Laura was awake and her eyes were open. She could see the doorway of her room. She could see a bottle of ginger ale on the extension table beside her bed. She was happy. She felt a sense of life she had not known before. A sense that God had been good to her. The flowers on the dresser at the corner of the room had colour. She thought colour was a wonderful thing, more wonderful than it had ever seemed before. Yellow was for sorrows past. Pale blue signified life regained. Deep crimson called to mind the struggles of the future. Black meant death, something that she no longer felt any fear of.

Inside her womb Diana grew. Laura was aware of her, and when she slept she still dreamed with her tiny fish. They had many adventures, most of which Laura mostly forgot when she awoke. Some she remembered. Making shapes on a beach. Turning circles into oblongs. Turing rectangles into squares. Close and open, close and open, always the game was close and open.

She remembered one adventure. She and Diana were in a house that was covered with moss. It came alive and spoke to them. It said hurtful things at first, then helpful things. It surrounded Diana. She shivered and it slacked off.

It had been three days since she had come out of coma, a coma that had lasted for five weeks. There were gifts everywhere; flowers, stuffed animals, cards, baskets of fruit. Laura was happy to be awake. She was happy to know that Larry and Gene would soon be there to visit. She was expectant about the arrival of her little one. She didn't worry about things even though things were not perfect. The accident had not just sent her into coma. Dark riders mostly come in three's.

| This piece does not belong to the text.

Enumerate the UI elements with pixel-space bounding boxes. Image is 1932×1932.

She was partially paralysed along the left side of her body from the top of her head to the soles of her feet. There was some speculation that she would never walk again. Her speech functions were ruined by the blow to the right side of her head that caused brain damage. One side of her face was slack, because of the paralysis, and her left eye socket hung a little low and was red. Her left cheek sagged and her mouth on that side was lower than on the other. When she tried to talk the connection between her will to form words and her ability to mouth them seemed to be severed. Instead of words coming through her lips she made rough sounds. Although they approximated speech they didn't duplicate it. She had started, just the day before, to communicate by writing words on a small portable blackboard. She was just able, at this time, to write three letters at a time. It was a start.


The neurologists report suggested that the speech functions might be resumed in several months to some extent, though the prognosis was that Laura would never be able to regain complete speech. She would always have an impediment. The paralysis was permanent, though not complete. Laura had feeling on the left side, but her movement would remain restricted. Perhaps in a year or two she would be able to walk short distances with the help of a cane. Until then she would be confined to a wheelchair. Her sexual life could be resumed after several months and could be relatively normal. She could not, however, risk any further pregnancies and it was projected that before very long she would undergo minor surgery to have her tubes tied. The neurologist hoped that in time she could resume her practice within a limited context. Almost certainly she could be involved in most kinds of research, even if clinical psychiatry seemed difficult or unlikely.